History of Investing In Our Youth
Investing In Our Youth Inc grew from a community seminar in 1999 that led to the formation of an ‘Investing in Bunbury’s Youth’ steering committee. The founding members aligned with a model of prevention and community mobilisation called ‘Communities That Care’. Communities That Care (CTC) was developed in the USA by Professor J. David Hawkins and Professor Richard F. Catalano, at the University of Washington, Seattle. The model identifies and addresses priority areas to promote healthy development before young people become involved in problem behaviours.
There are two main theoretical strands that underpin this approach. Both are greatly influenced by writers in the discipline of social psychology. First, it is claimed that certain risk factors can be identified which are associated with particular types of problem behaviour. Risk factors are claimed to increase the chance that a child will grow into a young person or adult with one or more of the four problem behaviours: involvement in youth crime, drug abuse, teenage pregnancy, or school failure (Communities That Care, 1998). Second, the social developmental model of behaviour proposes that protective factors can buffer children and young people against the negative consequences of risk. Protective factors can include issues such as strengthening parental-child relationships, and giving children and young people the opportunities to be involved and valued in their families, schools and communities.

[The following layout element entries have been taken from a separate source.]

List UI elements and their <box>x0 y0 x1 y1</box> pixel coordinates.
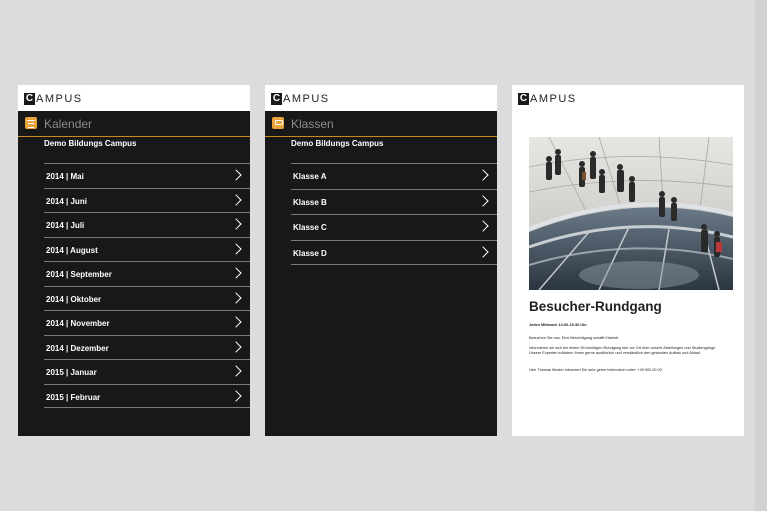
calendar-item-label: 2014 | Mai <box>46 172 84 181</box>
logo-initial: C <box>24 93 35 105</box>
logo-text: AMPUS <box>530 93 577 105</box>
calendar-subtitle: Demo Bildungs Campus <box>44 139 137 148</box>
calendar-item[interactable]: 2014 | November <box>44 310 250 335</box>
calendar-item[interactable]: 2014 | Juni <box>44 187 250 213</box>
calendar-item-label: 2014 | Juni <box>46 196 87 206</box>
chevron-right-icon <box>477 220 489 232</box>
tour-contact: Herr Thomas Muster informiert Sie sehr g… <box>529 368 663 372</box>
logo-text: AMPUS <box>36 93 83 105</box>
chevron-right-icon <box>477 169 489 181</box>
calendar-item-label: 2014 | Juli <box>46 221 85 230</box>
chevron-right-icon <box>230 365 242 377</box>
calendar-item-label: 2014 | August <box>46 245 98 255</box>
class-item[interactable]: Klasse A <box>291 163 497 189</box>
calendar-item[interactable]: 2014 | August <box>44 236 250 262</box>
calendar-item[interactable]: 2015 | Januar <box>44 359 250 384</box>
classes-subtitle: Demo Bildungs Campus <box>291 139 384 148</box>
chevron-right-icon <box>477 245 489 258</box>
classes-icon <box>272 117 284 129</box>
calendar-icon <box>25 117 37 129</box>
tour-description: Informieren sie sich bei einem 90-minüti… <box>529 346 717 355</box>
chevron-right-icon <box>477 194 489 207</box>
tour-title: Besucher-Rundgang <box>529 299 662 314</box>
calendar-item-label: 2014 | September <box>46 270 112 279</box>
chevron-right-icon <box>230 218 242 230</box>
calendar-item-label: 2014 | November <box>46 319 110 328</box>
classes-panel: C AMPUS Klassen Demo Bildungs Campus Kla… <box>265 85 497 436</box>
chevron-right-icon <box>230 193 242 206</box>
class-item-label: Klasse B <box>293 197 327 207</box>
calendar-item[interactable]: 2014 | Juli <box>44 212 250 237</box>
chevron-right-icon <box>230 169 242 181</box>
calendar-item-label: 2014 | Dezember <box>46 343 109 353</box>
logo-initial: C <box>271 93 282 105</box>
classes-header: Klassen <box>265 111 497 137</box>
class-item[interactable]: Klasse D <box>291 239 497 265</box>
calendar-panel: C AMPUS Kalender Demo Bildungs Campus 20… <box>18 85 250 436</box>
tour-photo <box>529 137 733 290</box>
calendar-item[interactable]: 2015 | Februar <box>44 383 250 408</box>
background-edge <box>755 0 767 511</box>
tour-intro: Besuchen Sie uns. Eine Besichtigung scha… <box>529 336 620 340</box>
chevron-right-icon <box>230 389 242 402</box>
tour-time: Jeden Mittwoch 14:00-15:30 Uhr <box>529 323 587 327</box>
calendar-header-title: Kalender <box>44 117 93 131</box>
logo-bar: C AMPUS <box>18 85 250 111</box>
logo-bar: C AMPUS <box>265 85 497 111</box>
calendar-item-label: 2014 | Oktober <box>46 294 102 304</box>
campus-logo[interactable]: C AMPUS <box>271 93 330 105</box>
calendar-item-label: 2015 | Februar <box>46 392 101 402</box>
chevron-right-icon <box>230 242 242 255</box>
calendar-item-label: 2015 | Januar <box>46 368 97 377</box>
logo-text: AMPUS <box>283 93 330 105</box>
calendar-item[interactable]: 2014 | Dezember <box>44 334 250 360</box>
class-item-label: Klasse D <box>293 248 327 258</box>
logo-bar: C AMPUS <box>512 85 744 111</box>
class-item-label: Klasse A <box>293 172 327 181</box>
calendar-item[interactable]: 2014 | Mai <box>44 163 250 188</box>
logo-initial: C <box>518 93 529 105</box>
chevron-right-icon <box>230 267 242 279</box>
chevron-right-icon <box>230 340 242 353</box>
class-item[interactable]: Klasse C <box>291 214 497 240</box>
calendar-item[interactable]: 2014 | Oktober <box>44 285 250 311</box>
calendar-header: Kalender <box>18 111 250 137</box>
chevron-right-icon <box>230 316 242 328</box>
chevron-right-icon <box>230 291 242 304</box>
calendar-list: 2014 | Mai 2014 | Juni 2014 | Juli 2014 … <box>44 163 250 408</box>
classes-list: Klasse A Klasse B Klasse C Klasse D <box>291 163 497 265</box>
campus-logo[interactable]: C AMPUS <box>518 93 577 105</box>
classes-header-title: Klassen <box>291 117 334 131</box>
tour-panel: C AMPUS Besucher-Rundgang Jeden Mittwoch… <box>512 85 744 436</box>
calendar-item[interactable]: 2014 | September <box>44 261 250 286</box>
class-item[interactable]: Klasse B <box>291 188 497 215</box>
campus-logo[interactable]: C AMPUS <box>24 93 83 105</box>
class-item-label: Klasse C <box>293 223 327 232</box>
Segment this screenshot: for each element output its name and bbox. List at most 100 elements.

Investing In Our Youth is governed by a Board with representation from government and non-government sectors including health, welfare, education, local and regional government organisations and child and youth service networks. This executive decision making forum advocates for the needs of children, young families and young people in the South West Region as part of a process in which communities seek to reduce the risks facing children, young people and their families, and to enhance those elements that will protect them and promote their well-being.